I spent the first seven years of my grief drowning.

I was in the middle of an ocean of grief- desperately trying to keep my head above water.

My legs were concrete. My arms were large rocks.

I was tired.

Exhausted.

Consumed with my struggle.

I was drowning in my grief rather than sitting in it.

Everyone around me tried to comfort me. Tried to save me. Tried to cheer me up.

“He’s in a better place,”

“God will never give you more than you can handle,”
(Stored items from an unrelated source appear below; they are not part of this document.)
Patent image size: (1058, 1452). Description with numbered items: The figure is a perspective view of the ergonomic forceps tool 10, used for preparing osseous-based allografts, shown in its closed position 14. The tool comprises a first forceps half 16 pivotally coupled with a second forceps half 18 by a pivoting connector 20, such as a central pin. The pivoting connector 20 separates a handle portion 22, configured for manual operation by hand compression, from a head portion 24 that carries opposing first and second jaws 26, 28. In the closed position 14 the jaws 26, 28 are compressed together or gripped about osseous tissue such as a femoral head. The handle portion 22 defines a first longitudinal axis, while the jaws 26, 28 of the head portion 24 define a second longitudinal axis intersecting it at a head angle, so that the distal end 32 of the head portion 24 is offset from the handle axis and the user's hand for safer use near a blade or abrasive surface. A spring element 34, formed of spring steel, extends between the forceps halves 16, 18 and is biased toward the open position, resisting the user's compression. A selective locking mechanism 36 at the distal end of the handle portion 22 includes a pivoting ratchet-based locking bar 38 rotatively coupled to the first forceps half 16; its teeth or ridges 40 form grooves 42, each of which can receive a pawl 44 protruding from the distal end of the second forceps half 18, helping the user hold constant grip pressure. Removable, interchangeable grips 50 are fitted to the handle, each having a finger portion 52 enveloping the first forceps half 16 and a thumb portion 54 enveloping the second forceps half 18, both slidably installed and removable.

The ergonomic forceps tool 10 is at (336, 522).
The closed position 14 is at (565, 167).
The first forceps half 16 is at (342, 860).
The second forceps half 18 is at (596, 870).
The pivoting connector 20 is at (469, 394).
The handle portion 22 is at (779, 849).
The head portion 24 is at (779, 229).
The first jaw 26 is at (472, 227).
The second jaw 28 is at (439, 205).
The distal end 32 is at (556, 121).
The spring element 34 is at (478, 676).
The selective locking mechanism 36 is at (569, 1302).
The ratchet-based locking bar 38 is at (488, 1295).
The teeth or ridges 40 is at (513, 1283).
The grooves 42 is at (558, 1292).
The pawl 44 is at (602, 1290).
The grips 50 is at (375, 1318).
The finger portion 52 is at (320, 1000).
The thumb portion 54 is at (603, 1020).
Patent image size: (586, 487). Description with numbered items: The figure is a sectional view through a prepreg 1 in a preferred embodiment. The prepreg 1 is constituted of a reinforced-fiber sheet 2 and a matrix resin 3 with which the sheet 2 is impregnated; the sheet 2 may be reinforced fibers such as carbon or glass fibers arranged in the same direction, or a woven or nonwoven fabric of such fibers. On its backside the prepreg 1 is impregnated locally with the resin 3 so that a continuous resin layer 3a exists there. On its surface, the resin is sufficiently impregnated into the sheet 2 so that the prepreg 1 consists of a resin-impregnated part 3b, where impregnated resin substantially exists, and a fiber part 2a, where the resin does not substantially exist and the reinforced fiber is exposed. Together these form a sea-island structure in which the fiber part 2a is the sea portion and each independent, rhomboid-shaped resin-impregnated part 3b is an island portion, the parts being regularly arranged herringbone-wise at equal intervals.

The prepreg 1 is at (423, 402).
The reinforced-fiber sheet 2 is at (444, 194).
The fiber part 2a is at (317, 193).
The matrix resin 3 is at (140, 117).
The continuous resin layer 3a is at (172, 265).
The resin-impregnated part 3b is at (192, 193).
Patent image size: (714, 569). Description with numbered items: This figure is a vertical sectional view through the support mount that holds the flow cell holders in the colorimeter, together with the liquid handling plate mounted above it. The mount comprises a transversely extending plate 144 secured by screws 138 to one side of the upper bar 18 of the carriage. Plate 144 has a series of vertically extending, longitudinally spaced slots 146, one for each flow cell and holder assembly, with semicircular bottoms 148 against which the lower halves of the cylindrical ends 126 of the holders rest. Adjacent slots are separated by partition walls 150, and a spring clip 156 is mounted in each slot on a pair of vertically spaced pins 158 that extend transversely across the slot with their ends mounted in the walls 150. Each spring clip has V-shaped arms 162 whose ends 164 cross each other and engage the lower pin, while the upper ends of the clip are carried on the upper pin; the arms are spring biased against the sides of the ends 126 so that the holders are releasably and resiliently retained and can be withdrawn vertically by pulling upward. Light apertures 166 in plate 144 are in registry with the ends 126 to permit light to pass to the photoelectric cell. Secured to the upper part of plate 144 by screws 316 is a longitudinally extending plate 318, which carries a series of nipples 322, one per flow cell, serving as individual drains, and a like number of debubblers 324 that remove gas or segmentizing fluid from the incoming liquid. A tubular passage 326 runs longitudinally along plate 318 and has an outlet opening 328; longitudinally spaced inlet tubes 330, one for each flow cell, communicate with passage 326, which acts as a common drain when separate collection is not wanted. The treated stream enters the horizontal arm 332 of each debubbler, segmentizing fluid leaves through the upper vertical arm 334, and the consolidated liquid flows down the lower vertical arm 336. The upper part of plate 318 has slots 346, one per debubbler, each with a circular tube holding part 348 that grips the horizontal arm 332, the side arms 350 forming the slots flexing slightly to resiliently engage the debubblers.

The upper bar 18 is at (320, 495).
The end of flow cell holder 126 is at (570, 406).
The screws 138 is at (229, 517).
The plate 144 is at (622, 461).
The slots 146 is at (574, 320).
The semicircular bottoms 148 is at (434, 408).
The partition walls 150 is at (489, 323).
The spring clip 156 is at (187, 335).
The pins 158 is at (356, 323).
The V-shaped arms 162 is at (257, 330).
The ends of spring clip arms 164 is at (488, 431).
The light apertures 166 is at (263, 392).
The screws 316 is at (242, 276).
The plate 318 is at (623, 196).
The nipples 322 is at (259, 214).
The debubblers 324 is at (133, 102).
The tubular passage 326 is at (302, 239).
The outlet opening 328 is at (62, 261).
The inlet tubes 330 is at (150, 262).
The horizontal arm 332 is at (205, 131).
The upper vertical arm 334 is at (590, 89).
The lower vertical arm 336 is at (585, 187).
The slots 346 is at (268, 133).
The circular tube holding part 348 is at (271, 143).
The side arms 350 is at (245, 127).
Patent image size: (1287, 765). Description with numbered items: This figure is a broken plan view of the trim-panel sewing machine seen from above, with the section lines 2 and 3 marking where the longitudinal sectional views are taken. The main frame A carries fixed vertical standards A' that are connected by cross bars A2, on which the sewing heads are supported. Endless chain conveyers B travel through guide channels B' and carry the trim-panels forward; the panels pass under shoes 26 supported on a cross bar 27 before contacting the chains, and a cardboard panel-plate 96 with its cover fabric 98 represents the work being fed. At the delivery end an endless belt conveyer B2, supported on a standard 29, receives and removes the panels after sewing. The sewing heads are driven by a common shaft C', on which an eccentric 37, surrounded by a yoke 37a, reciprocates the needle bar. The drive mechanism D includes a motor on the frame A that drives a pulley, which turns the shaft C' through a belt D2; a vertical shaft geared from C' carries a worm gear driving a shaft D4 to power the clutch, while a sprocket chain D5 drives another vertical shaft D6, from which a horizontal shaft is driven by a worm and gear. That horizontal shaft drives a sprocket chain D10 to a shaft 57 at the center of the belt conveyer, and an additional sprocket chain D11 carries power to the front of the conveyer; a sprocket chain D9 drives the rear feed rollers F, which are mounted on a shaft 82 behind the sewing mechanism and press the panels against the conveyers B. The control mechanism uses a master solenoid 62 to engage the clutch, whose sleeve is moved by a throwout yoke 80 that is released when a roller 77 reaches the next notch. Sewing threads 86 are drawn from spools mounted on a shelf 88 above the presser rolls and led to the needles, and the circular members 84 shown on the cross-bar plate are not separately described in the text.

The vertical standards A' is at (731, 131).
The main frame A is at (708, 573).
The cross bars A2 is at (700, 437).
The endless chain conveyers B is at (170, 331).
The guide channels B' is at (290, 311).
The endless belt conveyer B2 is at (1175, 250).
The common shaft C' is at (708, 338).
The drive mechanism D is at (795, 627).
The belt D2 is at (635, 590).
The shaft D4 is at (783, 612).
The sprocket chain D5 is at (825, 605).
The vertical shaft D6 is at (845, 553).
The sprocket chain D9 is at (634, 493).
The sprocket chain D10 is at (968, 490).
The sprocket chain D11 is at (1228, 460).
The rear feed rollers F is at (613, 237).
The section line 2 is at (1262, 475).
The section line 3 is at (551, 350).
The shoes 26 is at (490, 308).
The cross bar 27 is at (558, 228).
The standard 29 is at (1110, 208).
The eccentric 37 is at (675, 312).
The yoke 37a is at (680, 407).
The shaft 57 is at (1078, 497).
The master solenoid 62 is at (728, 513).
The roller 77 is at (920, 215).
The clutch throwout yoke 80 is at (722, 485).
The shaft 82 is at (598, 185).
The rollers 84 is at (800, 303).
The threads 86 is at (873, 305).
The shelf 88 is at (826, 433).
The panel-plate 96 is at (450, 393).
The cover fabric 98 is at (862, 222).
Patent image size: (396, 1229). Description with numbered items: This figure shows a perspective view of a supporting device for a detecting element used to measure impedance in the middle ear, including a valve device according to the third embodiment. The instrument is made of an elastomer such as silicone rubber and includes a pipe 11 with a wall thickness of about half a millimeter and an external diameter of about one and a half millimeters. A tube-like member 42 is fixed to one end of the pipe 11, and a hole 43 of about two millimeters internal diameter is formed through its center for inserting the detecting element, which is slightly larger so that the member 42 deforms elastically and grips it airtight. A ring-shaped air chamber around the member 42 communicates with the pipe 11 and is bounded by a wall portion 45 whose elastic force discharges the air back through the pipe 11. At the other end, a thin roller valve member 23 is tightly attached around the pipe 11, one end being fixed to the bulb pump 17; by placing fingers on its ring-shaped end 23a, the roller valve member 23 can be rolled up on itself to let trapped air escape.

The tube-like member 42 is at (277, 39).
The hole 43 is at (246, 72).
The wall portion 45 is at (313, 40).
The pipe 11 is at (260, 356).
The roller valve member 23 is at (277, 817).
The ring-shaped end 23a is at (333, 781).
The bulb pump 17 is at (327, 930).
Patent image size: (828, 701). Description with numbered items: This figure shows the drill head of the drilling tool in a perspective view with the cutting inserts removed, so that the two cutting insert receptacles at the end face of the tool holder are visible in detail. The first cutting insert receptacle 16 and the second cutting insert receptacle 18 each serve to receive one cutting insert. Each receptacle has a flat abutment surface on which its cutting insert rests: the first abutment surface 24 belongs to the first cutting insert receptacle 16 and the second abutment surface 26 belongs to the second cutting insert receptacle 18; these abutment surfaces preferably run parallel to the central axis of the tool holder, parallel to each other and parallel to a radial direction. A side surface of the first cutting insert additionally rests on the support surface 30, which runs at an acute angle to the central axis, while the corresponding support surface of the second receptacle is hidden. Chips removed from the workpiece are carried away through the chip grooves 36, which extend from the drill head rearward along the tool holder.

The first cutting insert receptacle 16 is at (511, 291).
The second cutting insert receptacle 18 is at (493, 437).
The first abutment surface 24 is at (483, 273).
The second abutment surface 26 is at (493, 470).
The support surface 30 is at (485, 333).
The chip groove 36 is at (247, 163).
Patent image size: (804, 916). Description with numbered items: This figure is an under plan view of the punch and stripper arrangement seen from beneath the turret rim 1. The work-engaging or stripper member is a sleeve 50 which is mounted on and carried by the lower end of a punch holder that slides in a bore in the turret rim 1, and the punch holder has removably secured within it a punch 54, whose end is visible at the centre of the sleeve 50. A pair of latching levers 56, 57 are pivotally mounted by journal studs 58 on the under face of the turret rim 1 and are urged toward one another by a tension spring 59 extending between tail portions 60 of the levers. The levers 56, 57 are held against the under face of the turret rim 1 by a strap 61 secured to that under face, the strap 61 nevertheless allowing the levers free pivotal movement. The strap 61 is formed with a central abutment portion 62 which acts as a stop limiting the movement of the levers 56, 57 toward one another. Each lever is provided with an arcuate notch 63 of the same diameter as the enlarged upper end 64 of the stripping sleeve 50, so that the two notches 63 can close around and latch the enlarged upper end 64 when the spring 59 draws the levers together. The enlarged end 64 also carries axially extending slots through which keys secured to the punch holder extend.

“He wouldn’t want you to be sad.”

These attempts to comfort me failed miserably. I didn’t need to be comforted. I needed to sit in my grief. I needed the permission to feel sad. I needed permission to feel.

In this clip from Inside Out you see Bing Bong lose something he loved.

Joy attempts to cheer him up. And fails.

Sadness sits with him. Sits with his grief. She empathizes with him.

This is what I needed. When I was drowning. I needed to sit in my grief.

If you know someone who has lost someone or something they love. Maybe something in their life has changed, sit with them. Sit with them even through the uncomfortableness of sadness. Encourage them to feel. Give them the permission they may need.

And remember- you are loved. And sad is not bad.

Grief is love with no place to go.

Grief lasts as long as love lasts- forever.

Somehow, I hope that love becomes light in all of our darknesses of grief.